After nearly doubling in value off its January 2016 lows to tip the scales at almost $230 in March of last year, General Dynamics has embarked upon a steep slide in share price, and is down nearly 20% over the past year -- against a 5% rise in the S&P 500.
Much of this pain can be attributed to falling profit margins, which are no longer tipping the scales at multiyear highs. Much more is due to struggles at GD's real profit driver: its Gulfstream business jets division. And yet, knowing that Gulfstream has been General Dynamics' Achilles' heel in recent months may also reveal the key to what will get its stock moving again.
It's also the reason why General Dynamics won its second upgrade in less than a month this morning.
The trouble with Gulfstream
My Fool.com colleague Lou Whiteman did yeoman's work describing the situation with Gulfstream in his earnings report rundown last month. "Aerospace has been an albatross weighing on General Dynamics' results for the better part of a decade," wrote Whiteman, with development costs for the company's new G500- and G600-series jets weighing on results, and troubles with the supply chain complicating matters even further.
And yet, the G500 has now launched, and business jet deliveries were up 42% year over year last quarter. The G600 is expected to be certified by the end of this quarter and to begin deliveries before the end of the year. Management says demand is "solid," leading Whiteman to postulate that "investors should expect Gulfstream margins to increase significantly in 2020, and again in 2021" -- and with sales growing in tandem with profit margins, this should lead to strong profits at General Dynamics' most important division.
Taking a cue from management, last month investment bank JPMorgan reversed its long-standing underweight rating on General Dynamics stock -- a rating motivated largely by concerns over the health of Gulfstream -- and upgraded the shares to neutral. Today, analysts at Goldman Sachs are going a step further and upgrading General Dynamics to buy.
With General Dynamics down 19% in 52 weeks, Goldman argues that any headwinds still opposing the stock are now priced into the shares, which currently trade at "the low-end of historical ranges," as noted in a TheFly.com write-up of Goldman's upgrade. Currently, GD shares sell for 1.3 times sales, versus 1.7 times sales at defense rivals Lockheed Martin and Northrop Grumman, and 1.8 times sales at Raytheon. Whiteman notes that if you survey the rest of the defense sector, General Dynamics stock now "trades at a price-to-sales multiple 10% lower than its closest defense rival."
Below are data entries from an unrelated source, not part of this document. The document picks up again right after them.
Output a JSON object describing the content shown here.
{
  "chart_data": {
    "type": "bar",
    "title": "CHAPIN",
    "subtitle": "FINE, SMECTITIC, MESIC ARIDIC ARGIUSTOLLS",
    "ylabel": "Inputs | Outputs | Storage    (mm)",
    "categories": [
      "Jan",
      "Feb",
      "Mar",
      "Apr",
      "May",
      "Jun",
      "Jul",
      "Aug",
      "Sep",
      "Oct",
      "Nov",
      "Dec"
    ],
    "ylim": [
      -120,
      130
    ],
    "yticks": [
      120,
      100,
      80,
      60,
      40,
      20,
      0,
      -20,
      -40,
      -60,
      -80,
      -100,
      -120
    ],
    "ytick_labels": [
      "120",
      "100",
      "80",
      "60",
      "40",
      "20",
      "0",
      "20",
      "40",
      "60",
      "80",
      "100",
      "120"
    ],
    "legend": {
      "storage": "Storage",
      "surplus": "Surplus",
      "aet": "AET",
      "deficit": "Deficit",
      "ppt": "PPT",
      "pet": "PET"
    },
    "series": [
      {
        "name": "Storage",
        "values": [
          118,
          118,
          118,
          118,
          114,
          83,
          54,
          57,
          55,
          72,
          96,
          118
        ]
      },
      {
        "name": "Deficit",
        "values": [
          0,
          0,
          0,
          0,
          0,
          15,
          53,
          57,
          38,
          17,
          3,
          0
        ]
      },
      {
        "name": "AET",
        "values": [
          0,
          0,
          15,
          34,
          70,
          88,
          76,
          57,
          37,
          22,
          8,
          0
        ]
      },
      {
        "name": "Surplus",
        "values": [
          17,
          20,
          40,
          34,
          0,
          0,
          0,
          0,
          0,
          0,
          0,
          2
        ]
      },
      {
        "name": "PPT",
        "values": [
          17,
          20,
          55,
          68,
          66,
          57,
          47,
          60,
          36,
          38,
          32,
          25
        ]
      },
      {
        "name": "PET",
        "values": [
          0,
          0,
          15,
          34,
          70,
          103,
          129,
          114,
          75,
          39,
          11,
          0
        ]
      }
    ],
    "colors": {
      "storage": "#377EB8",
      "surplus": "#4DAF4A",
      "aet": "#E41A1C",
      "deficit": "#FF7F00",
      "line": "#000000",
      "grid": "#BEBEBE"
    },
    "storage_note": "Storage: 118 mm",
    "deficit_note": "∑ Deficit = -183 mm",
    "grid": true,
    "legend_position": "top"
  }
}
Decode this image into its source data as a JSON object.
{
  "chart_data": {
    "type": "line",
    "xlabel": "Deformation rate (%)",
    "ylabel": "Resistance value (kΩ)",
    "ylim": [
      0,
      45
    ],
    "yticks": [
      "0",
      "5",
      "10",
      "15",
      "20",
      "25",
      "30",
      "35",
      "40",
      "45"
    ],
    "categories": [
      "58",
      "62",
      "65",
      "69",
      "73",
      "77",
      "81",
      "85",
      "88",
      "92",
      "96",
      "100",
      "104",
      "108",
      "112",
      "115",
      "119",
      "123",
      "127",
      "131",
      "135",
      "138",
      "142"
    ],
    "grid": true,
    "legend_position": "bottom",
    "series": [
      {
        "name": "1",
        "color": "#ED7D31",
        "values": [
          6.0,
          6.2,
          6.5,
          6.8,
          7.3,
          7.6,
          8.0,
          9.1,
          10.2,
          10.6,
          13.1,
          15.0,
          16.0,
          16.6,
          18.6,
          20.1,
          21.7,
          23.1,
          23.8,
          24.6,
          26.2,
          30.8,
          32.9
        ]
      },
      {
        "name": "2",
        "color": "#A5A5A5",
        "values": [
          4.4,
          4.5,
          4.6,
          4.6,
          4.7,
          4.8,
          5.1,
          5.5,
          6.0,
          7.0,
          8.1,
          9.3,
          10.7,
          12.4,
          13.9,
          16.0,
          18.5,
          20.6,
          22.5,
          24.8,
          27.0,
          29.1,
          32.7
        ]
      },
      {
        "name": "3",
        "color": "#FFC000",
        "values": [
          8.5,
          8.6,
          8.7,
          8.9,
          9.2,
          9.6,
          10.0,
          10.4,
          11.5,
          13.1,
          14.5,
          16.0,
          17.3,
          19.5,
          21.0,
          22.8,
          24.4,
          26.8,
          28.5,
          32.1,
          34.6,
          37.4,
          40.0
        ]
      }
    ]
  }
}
And yet, Goldman Sachs doesn't believe that such a discount is warranted. Agreeing with Whiteman's position, the analyst predicts we will see higher Gulfstream margins going forward as G500 and G600 production ramp. Free cash flow can also be expected to improve "materially," says StreetInsider.com (subscription required). (General Dynamics generated only $2.4 billion in positive cash profits last year -- $1 billion less than the company churned out in 2017, and 27% below reported net income of $3.3 billion.)
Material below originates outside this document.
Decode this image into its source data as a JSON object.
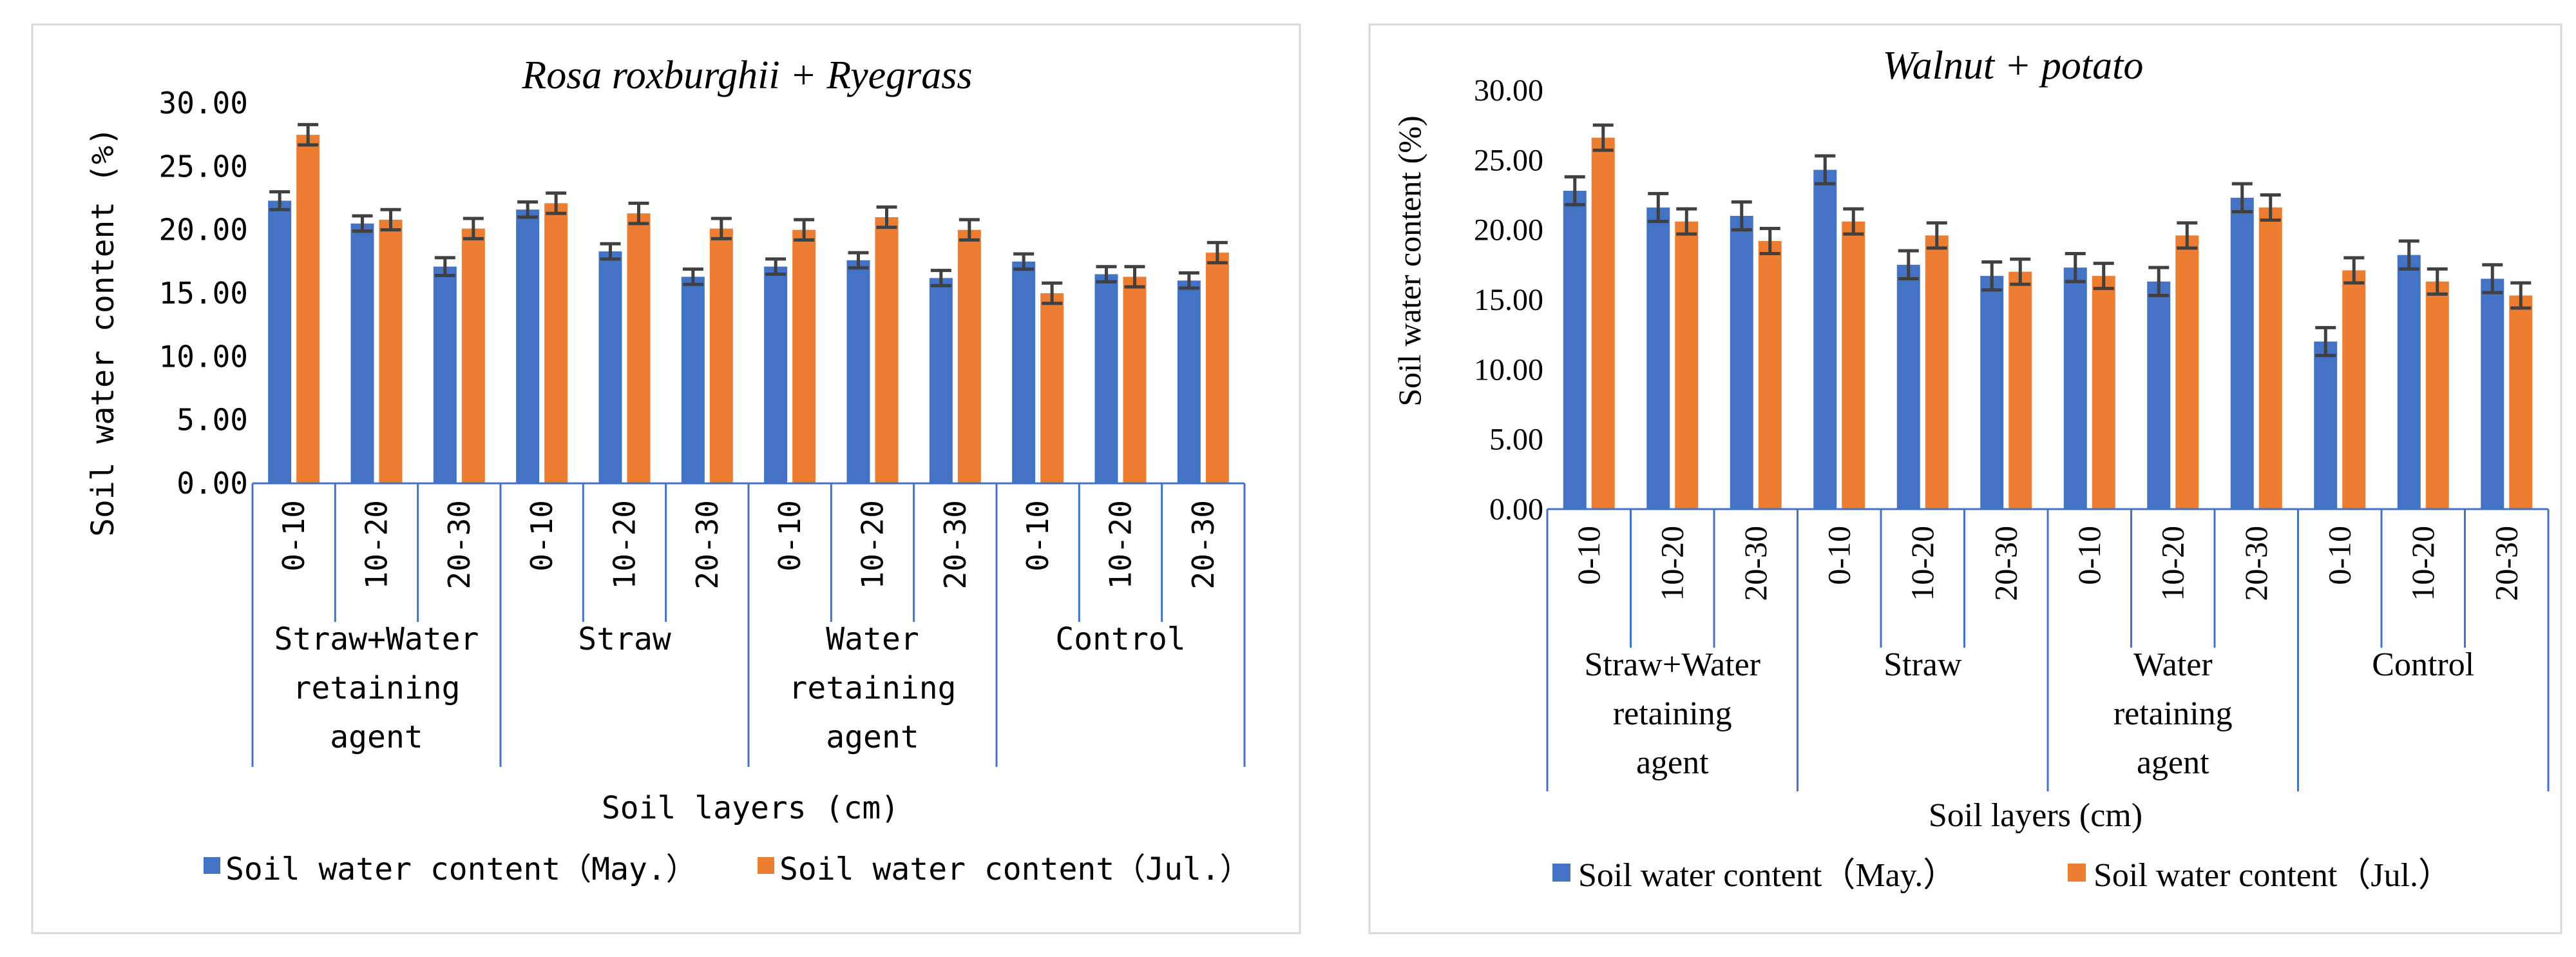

As a result, Goldman Sachs believes the time has come to buy General Dynamics -- and keeps its price target at $204 a share.
The upshot for investors
Goldman Sachs predicts that improvements in General Dynamics' fortunes at Gulfstream are likely to result in improving investor sentiment toward General Dynamics stock -- and its own upgrade of the shares confirms that at least one analyst is convinced. And yet, investors need to be aware that as of today, free cash flow is still falling, not growing (trailing-12-month results show FCF down to $2.1 billion as of Q1 2019). And while most analysts surveyed by S&P Global Market Intelligence agree that free cash flow will improve this year (to $3.6 billion), most analysts also believe FCF will remain stuck at that level through 2020 (also $3.6 billion).
And of course, GD management itself did warn last quarter that its earnings in Q2 2019, at least, will be "very similar" to what it earned in Q1, which suggests a return to growth won't be soon in coming.
With General Dynamics shares still trading for a pricey 23 times trailing free cash flow, and a still historically high price-to-sales ratio of 1.3 -- even if that ratio is 10% cheaper than other defense stocks -- I still don't think that makes General Dynamics cheap enough to buy.